Any constructive comments/error corrections are welcome.
You state that "Note: Empty parentheses are not equivalent to void arguments
in C, and should be avoided in function declarations and definitions, other
than main()."
I agree that they should be avoided, but I currently think that in a
function definition, they are "equivalent". (Which does not necessarily
mean that they have exactly the same effects on other code.)

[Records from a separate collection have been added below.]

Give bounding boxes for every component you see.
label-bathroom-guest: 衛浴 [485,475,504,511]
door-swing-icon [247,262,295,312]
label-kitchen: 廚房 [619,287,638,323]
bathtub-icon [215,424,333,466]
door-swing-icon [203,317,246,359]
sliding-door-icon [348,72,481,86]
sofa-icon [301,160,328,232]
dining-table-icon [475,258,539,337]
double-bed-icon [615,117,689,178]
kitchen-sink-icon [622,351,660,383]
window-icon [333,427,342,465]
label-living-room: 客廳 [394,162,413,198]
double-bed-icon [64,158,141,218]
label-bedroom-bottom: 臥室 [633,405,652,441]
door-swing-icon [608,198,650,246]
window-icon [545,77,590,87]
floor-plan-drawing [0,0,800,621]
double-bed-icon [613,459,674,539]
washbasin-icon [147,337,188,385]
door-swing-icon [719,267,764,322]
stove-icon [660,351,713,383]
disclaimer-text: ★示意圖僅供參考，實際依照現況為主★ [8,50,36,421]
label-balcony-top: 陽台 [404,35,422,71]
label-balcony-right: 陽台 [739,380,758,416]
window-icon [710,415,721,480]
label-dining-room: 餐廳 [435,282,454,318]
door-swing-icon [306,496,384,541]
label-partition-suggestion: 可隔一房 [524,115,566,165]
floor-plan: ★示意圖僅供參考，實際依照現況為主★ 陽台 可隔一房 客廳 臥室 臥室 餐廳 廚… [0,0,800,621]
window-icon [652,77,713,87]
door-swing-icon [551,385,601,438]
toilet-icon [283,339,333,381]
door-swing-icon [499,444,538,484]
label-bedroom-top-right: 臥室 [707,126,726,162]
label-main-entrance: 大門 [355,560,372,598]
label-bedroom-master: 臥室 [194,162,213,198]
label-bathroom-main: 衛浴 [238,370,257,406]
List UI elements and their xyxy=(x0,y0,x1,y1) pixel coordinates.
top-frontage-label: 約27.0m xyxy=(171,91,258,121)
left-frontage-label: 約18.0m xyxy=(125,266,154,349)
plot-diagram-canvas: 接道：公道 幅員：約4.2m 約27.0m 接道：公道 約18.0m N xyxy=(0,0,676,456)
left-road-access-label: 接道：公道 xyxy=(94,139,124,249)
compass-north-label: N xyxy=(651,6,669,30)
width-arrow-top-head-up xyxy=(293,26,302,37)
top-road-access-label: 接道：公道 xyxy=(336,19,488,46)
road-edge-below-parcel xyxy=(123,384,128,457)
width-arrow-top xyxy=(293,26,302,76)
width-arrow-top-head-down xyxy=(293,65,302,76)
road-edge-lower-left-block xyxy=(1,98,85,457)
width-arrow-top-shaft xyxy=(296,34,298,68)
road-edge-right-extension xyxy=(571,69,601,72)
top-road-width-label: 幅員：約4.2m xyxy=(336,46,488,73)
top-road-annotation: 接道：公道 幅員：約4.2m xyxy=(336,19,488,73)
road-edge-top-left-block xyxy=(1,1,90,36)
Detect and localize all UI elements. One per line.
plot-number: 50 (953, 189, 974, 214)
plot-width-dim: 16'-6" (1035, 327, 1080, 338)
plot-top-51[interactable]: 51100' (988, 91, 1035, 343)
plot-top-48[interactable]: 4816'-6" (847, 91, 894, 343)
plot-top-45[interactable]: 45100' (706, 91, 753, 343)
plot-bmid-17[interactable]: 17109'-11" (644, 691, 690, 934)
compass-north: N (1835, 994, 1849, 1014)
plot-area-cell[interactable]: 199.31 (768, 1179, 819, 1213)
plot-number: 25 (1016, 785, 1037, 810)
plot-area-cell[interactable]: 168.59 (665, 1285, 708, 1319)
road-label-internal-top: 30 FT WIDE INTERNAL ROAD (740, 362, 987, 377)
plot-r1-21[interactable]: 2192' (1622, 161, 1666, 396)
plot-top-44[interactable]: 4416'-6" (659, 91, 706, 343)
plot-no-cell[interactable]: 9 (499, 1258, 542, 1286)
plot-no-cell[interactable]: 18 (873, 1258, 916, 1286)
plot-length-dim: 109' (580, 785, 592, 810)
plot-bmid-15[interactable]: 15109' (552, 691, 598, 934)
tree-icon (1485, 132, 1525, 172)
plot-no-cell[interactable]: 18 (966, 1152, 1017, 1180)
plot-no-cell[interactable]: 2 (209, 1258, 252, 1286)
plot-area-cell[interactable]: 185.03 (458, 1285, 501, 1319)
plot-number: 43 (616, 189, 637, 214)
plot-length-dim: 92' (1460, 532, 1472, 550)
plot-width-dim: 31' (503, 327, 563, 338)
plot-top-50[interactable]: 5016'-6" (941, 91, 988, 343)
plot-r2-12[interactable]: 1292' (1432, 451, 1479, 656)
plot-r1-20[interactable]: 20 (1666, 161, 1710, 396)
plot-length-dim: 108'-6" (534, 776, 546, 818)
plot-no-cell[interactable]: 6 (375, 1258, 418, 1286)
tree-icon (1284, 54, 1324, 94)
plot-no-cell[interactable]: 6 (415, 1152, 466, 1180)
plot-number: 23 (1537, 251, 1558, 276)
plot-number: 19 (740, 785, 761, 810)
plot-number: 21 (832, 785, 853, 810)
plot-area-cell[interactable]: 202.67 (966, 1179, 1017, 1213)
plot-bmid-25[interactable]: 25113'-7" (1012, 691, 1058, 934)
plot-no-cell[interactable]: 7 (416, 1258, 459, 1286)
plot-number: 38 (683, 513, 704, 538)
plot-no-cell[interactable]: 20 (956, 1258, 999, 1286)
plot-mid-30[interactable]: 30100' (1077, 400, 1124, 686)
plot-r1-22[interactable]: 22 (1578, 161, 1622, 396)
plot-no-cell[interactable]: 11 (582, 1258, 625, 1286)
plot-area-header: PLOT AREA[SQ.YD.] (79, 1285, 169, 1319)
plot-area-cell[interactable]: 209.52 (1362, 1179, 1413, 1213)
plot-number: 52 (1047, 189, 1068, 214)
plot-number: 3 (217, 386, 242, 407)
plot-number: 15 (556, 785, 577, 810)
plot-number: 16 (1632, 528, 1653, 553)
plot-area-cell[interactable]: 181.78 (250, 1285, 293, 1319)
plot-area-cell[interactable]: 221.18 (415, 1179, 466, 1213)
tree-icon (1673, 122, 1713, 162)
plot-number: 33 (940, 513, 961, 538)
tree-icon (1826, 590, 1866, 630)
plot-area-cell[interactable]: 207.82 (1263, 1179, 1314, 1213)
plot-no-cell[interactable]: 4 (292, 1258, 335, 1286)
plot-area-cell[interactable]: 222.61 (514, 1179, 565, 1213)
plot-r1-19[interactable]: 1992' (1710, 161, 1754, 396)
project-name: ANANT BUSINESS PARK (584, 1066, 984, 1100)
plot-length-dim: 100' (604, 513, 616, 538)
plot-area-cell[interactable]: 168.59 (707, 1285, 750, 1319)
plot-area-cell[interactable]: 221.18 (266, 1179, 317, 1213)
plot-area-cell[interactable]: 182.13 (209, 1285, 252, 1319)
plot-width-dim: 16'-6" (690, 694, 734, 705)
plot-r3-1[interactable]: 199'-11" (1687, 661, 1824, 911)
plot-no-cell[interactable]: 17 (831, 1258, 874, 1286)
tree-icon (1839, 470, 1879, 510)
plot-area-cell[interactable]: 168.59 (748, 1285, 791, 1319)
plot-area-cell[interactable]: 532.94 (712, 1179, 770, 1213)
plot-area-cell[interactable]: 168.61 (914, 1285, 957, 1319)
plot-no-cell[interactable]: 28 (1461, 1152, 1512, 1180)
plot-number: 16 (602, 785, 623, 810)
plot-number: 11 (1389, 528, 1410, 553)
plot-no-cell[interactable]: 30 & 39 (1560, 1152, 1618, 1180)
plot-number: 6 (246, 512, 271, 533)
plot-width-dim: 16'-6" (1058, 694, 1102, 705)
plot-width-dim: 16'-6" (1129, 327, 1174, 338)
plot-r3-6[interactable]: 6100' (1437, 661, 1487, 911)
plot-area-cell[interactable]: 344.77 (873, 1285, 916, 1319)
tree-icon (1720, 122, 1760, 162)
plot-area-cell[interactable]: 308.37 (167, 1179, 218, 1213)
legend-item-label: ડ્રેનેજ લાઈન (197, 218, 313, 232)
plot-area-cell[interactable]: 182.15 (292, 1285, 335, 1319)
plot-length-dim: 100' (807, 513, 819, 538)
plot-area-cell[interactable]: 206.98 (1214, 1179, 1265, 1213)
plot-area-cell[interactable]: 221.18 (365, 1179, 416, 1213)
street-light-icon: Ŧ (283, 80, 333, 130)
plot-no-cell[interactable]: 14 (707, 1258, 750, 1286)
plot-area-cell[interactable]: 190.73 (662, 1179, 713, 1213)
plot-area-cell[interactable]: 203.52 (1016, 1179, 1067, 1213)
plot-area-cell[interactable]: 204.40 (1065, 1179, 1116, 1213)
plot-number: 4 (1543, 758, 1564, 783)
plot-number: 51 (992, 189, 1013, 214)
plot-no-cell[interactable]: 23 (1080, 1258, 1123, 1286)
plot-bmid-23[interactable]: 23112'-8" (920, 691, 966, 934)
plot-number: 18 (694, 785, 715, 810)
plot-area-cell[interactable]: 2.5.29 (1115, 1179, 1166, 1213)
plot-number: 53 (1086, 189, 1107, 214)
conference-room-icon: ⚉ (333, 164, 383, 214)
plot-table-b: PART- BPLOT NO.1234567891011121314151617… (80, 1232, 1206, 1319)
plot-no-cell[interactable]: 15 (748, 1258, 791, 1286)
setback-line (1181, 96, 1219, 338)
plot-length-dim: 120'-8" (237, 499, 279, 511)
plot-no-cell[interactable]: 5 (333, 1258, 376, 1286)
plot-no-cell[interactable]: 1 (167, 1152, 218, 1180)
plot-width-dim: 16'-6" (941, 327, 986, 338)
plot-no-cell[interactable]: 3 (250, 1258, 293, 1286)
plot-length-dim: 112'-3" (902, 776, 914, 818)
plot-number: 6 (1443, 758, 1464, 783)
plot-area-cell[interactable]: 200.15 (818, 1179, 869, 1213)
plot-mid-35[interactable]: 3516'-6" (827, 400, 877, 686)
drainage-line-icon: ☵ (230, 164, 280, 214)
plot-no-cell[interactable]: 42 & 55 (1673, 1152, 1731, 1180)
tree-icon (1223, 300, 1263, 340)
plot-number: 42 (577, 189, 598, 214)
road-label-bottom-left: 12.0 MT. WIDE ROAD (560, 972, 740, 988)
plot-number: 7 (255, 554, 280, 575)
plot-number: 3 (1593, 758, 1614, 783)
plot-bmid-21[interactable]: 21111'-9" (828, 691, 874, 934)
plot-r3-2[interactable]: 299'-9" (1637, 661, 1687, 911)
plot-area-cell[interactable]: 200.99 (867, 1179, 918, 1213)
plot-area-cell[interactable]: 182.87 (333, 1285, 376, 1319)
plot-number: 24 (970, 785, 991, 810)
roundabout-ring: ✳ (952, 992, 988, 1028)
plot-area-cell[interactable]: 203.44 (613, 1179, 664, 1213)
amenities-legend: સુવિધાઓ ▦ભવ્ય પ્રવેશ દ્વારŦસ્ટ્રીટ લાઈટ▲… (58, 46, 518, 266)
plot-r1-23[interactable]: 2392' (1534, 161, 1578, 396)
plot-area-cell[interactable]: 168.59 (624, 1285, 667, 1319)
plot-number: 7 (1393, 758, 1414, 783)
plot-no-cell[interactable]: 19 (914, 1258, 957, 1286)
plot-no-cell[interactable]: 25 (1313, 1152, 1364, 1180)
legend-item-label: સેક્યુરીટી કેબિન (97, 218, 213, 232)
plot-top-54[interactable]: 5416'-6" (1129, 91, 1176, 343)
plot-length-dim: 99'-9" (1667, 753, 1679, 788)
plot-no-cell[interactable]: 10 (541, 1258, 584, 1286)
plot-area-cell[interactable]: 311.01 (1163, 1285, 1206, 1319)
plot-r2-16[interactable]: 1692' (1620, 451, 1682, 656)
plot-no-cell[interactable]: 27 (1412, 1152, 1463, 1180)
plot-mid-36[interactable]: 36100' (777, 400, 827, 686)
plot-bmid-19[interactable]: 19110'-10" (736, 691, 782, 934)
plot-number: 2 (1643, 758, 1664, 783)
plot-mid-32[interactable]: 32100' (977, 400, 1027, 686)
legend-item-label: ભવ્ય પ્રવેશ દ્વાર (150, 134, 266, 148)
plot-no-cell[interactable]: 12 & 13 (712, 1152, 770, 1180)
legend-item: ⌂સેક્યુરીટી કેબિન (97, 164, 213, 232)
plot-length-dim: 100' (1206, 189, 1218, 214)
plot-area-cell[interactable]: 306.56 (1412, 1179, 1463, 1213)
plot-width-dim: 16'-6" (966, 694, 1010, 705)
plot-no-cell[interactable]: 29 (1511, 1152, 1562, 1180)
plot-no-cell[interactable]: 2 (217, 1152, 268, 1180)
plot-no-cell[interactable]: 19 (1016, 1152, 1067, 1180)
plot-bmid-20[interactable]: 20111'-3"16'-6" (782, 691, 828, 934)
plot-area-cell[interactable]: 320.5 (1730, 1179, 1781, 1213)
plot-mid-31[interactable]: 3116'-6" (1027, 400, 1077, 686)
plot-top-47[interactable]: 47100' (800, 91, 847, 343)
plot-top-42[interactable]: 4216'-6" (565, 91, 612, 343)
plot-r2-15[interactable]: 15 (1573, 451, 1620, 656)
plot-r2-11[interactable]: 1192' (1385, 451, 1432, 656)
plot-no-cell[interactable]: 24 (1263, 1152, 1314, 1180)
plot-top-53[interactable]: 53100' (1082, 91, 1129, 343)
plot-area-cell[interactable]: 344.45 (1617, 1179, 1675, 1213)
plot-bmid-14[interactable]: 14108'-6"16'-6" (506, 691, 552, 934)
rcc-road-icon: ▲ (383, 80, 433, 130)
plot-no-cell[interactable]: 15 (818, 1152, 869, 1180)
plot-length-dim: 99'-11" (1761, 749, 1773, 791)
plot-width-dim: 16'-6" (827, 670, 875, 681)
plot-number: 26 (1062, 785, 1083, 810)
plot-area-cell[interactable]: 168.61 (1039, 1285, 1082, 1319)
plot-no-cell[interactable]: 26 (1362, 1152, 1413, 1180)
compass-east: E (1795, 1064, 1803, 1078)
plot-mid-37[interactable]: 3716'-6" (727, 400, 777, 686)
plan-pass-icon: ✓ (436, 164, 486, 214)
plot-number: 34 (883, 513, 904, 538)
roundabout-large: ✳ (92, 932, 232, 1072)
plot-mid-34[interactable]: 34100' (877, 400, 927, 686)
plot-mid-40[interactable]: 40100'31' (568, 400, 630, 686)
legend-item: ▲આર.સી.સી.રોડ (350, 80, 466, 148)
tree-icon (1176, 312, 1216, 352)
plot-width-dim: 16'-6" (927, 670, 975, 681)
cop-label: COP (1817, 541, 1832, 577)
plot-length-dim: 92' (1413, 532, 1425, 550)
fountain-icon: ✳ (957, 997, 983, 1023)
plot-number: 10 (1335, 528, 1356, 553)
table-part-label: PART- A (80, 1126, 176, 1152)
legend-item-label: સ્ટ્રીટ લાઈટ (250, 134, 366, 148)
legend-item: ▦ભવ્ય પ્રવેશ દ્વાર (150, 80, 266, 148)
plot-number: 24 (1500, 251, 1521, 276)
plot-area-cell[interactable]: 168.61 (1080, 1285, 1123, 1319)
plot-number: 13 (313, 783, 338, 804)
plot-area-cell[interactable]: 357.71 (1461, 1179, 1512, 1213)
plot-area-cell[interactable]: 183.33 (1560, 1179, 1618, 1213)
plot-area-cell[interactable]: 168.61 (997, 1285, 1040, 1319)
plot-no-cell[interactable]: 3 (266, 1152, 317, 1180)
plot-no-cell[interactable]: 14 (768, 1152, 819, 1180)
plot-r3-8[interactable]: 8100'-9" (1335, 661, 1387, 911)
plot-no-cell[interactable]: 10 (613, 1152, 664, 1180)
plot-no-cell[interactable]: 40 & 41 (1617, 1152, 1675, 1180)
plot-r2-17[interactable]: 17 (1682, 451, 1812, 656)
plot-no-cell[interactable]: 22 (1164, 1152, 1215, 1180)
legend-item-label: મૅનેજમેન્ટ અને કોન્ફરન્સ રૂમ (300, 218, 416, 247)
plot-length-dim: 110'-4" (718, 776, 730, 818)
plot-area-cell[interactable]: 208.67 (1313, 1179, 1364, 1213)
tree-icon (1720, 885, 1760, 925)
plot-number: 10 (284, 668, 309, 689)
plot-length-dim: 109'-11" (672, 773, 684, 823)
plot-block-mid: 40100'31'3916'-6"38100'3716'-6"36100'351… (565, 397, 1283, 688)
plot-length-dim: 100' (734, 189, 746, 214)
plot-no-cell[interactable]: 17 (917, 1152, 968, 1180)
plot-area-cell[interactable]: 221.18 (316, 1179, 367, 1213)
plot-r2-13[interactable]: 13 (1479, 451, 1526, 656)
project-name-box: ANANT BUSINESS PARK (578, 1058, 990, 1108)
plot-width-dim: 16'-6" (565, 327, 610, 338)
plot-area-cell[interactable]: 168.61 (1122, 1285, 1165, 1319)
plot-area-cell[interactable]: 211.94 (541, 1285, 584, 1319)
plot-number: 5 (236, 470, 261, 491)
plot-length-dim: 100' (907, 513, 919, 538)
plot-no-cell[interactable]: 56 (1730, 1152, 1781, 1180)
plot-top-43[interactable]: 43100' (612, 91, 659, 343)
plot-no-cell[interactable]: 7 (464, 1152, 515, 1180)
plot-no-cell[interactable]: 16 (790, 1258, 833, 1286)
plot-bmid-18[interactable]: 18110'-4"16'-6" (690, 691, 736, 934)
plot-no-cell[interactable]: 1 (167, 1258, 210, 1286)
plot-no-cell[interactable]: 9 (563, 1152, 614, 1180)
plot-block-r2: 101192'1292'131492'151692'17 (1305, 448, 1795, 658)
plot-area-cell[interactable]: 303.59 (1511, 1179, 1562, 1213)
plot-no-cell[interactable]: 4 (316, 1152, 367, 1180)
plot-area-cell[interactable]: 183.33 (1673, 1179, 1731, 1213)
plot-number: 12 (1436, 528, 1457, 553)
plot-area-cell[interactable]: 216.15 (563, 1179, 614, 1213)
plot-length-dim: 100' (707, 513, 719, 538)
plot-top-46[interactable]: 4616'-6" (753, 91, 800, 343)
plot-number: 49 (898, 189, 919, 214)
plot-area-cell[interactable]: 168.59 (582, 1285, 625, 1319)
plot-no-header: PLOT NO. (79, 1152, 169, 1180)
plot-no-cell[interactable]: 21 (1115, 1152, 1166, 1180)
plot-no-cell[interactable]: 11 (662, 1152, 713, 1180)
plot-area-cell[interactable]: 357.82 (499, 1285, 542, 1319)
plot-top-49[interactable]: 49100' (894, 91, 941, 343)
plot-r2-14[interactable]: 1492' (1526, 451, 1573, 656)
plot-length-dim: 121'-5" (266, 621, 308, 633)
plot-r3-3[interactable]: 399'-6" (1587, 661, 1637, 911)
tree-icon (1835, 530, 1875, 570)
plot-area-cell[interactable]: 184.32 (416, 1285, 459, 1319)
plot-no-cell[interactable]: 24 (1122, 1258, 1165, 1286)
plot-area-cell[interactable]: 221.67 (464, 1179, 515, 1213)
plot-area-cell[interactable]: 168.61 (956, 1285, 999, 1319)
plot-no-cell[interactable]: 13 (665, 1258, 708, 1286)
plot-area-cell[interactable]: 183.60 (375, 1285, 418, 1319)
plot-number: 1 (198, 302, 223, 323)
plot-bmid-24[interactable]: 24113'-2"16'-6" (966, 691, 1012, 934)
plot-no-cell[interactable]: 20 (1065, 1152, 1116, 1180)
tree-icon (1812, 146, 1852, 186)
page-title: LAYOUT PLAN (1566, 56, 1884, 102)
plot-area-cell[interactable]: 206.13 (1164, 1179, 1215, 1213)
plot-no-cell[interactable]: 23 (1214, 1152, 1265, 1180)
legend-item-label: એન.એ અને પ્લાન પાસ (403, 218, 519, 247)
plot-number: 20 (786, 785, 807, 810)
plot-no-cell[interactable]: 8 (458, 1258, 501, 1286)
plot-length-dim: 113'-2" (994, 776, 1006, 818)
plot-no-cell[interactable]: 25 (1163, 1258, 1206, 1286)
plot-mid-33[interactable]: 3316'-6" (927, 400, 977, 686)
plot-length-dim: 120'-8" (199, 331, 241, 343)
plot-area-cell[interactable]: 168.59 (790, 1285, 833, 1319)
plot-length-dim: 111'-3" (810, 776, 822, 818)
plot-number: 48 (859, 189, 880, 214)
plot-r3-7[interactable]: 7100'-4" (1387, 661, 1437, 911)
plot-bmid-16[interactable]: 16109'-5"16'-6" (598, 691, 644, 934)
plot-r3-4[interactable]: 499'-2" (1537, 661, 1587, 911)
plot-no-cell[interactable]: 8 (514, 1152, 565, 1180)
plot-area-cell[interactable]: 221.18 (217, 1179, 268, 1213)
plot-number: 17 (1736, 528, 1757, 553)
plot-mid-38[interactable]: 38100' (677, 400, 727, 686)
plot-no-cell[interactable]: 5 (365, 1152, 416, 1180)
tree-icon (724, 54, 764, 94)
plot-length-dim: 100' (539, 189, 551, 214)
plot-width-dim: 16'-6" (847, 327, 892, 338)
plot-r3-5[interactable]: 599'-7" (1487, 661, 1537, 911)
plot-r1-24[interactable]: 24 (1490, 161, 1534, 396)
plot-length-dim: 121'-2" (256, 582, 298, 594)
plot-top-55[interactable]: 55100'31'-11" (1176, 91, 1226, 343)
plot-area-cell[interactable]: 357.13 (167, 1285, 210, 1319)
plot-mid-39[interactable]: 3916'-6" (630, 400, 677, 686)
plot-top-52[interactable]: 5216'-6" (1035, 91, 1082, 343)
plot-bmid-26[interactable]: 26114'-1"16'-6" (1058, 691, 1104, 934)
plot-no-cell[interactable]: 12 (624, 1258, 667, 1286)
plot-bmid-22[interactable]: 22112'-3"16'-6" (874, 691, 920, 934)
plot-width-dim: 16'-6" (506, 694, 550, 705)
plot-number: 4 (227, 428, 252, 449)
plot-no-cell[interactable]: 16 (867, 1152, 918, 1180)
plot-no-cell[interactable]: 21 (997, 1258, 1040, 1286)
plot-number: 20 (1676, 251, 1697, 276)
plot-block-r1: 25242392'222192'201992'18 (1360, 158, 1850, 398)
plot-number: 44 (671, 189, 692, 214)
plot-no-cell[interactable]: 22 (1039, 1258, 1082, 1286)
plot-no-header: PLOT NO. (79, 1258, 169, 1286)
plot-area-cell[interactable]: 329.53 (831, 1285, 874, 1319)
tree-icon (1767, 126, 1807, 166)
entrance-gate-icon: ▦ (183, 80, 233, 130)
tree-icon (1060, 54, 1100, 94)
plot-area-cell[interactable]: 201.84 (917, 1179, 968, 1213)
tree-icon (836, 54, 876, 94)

You are incorrect to state that there are no implicit type conversions
for variadic functions. More precise would be to state that the implicit
type conversions are the default promotions (integer types smaller than int
to int, floating point types to double) rather than promotions specific to
the function. In the presence of a prototype, the arguments for which the
variadic function has corresponding declarations in its prototype get the
normal conversions, and it is only the arguments AFTER that which get
the default promotions.
I don't think it's poor coding practice to rely on the fact that '9' - '0' is
exactly 9; it's in the spec, and I think people have pretty much committed
to it.
Your example for the <ctype.h> functions is incorrect. You are passing
plain char to them, but they take unsigned char values. On a machine
with signed char, a character that happens to have a negative representation
will come out wrong. Also, getchar() returns an int, and you should probably
use an int variable to hold its result -- this solves the problem, as getchar
returns things in the range for unsigned char (or EOF, which is negative,
on error).
I'm not sold on the wchar_t material; I think multibyte characters are also
basically supported, but really, neither is completely portable -- at least,
not enough that you can reasonably assume that you can create a program
whose source will work on an arbitrary system and print Greek letters. (Maybe
I'm too pessimistic here.)
The string literal form explicitly supports multibyte characters -- although
that obviously depends on your target environment. But then, so does passing
arbitrary strings in as wchar_t, I suspect.